Fixes For Common Cookie Butter Problems

Cookie butter is forgiving. Most issues come from blending order or tiny measurement swings. Use this table as a fast reset.

What you see Why it happens What to do next
It stays sandy and won’t turn creamy Not enough oil or not enough blending time Blend 60 seconds, then add oil 1 teaspoon at a time
It tastes gritty Sugar not fully dissolved or crumbs too coarse Blend longer; switch to powdered sugar next batch
It’s runny Too much oil or liquid Blend in more crumbs, 1 tablespoon at a time; chill and stir
Oil pools on top Jar sat warm or the mix wasn’t blended enough Stir well; re-blend 20 seconds if needed
Flavor feels flat Salt too low or cookies are mild Add a pinch of salt; add a pinch of cinnamon
It turns too firm in the fridge High coconut oil or low liquid Let it sit 15 minutes, then stir; use neutral oil next time
It clogs the blender Motor too weak for thick paste Work in smaller batches; use a food processor if possible

Ways To Use Your Jar Without Wasting A Spoonful

Once you have a jar, the fun part is using it where its texture shines.

Breakfast hits

  • Spread on toast with sliced banana.
  • Swirl into hot oatmeal right at the end.
  • Stir into yogurt with crushed cookies on top.

Baking and desserts

  • Beat into buttercream for cupcakes.
  • Fold into whipped cream for a no-bake pie filling.
  • Warm 10 seconds and drizzle over ice cream.

Snacks

  • Dip apple slices or pretzels.
  • Spread between two plain biscuits for a quick sandwich.

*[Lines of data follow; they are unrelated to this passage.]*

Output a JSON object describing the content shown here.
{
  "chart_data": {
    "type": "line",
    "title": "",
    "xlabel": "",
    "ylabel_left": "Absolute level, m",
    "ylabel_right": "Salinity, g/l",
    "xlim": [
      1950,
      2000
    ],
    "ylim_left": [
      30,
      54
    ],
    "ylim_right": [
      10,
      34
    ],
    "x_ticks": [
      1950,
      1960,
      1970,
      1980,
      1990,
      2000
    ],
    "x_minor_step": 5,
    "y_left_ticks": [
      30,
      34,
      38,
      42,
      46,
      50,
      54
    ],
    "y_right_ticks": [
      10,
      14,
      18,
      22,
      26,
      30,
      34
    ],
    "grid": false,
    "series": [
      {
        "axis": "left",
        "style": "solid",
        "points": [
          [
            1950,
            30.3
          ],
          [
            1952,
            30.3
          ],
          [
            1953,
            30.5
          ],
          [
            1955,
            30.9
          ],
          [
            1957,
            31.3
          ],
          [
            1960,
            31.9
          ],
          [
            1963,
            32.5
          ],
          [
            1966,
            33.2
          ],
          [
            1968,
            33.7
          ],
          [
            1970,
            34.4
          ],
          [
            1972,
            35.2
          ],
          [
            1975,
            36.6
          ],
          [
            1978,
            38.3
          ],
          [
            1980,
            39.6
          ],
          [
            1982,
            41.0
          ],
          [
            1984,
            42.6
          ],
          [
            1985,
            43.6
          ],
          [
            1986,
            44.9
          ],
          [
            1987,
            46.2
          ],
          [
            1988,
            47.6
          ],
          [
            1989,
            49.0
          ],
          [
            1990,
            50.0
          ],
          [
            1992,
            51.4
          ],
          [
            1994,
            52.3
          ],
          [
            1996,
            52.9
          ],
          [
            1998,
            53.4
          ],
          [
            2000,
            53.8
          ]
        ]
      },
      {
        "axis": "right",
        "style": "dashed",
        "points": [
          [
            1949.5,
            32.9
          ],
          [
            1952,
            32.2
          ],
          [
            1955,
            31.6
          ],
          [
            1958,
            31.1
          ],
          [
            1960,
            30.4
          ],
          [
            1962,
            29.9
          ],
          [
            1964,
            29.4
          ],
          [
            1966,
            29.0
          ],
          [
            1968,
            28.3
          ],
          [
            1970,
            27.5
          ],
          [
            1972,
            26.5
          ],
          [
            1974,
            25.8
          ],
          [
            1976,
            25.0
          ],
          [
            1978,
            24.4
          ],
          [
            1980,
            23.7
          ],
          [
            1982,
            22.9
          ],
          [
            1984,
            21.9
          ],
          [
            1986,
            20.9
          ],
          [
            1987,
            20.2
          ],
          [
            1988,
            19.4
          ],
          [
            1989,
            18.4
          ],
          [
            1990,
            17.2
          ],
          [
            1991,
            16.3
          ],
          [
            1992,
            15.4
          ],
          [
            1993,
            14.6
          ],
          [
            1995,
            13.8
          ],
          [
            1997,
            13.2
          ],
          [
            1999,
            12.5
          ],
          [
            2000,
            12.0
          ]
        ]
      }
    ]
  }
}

Batch sizing And A Simple Checklist

If you want a bigger jar, scale by weight. A clean ratio to start with is 250 g cookies to 100 g oil, then sweetener and liquid to taste. Blend times stay about the same. Just stop to scrape more often.

One-bowl checklist

  • Crush cookies to a fine sand.
  • Mix in powdered sugar and salt.
  • Drizzle in oil until paste forms.
  • Add a small splash of milk or water for shine.
  • Blend until smooth, then jar and label.

Label the jar with the cookie brand, oil used, and the date you made it. That tiny note makes your next batch easier to repeat.